Improving viral protein clustering using both diversified protein profiles and structural information

Viruses are abundant, ancestral and potentially fast-evolving biological entities. As a result, their encoded proteins are diverse and identifying homologous relationships between sequences is as important for phylogeny and functional annotation as it is challenging. Traditional methods group viral proteins by sequence similarity, build HMM profiles for each protein family, and cluster further via profile comparisons. Here, we present an improved framework where HMM sensitivity is boosted by enriching reference virus HMM profiles with tens of millions of metagenomic sequences.
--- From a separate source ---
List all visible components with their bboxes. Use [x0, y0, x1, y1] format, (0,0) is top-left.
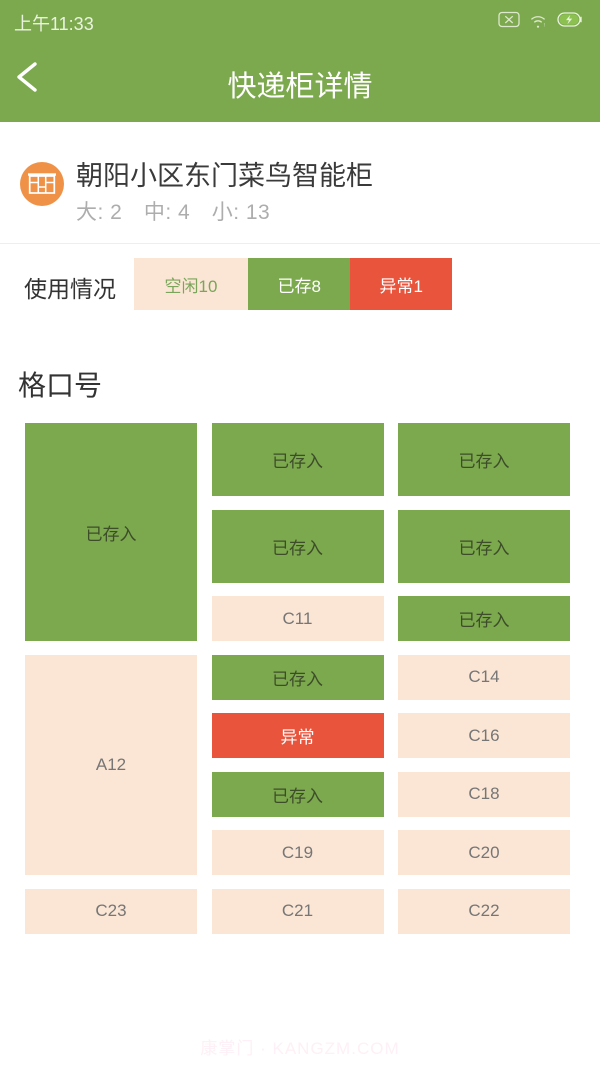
svg-text:!: !: [544, 23, 545, 28]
This increases diversity within most protein families, raising the diversity index from less than 2 for 92.7% of clusters to a median value of 6. This enrichment of the profiles more than triples the number of homologies detected compared to the raw profiles. First-step clusters are then grouped more effectively using these relationships and further unified via structural predictions and comparisons. The sequence-enrichment strategy excels at linking small proteins, while structures better connect highly structured ones like tail and head proteins. Applied to 1.42 million proteins, our method yields 56,560 families--far fewer than 200,018 (sequence-based) or 135,048 (raw HMM)--revealing that prior approaches vastly overestimated viral protein diversity. The strategy of enriching the diversity of sequences of interest with external sequences, combined with the complementary use of structural information, highlights deep evolutionary links, offering a more accurate picture of viral protein evolution.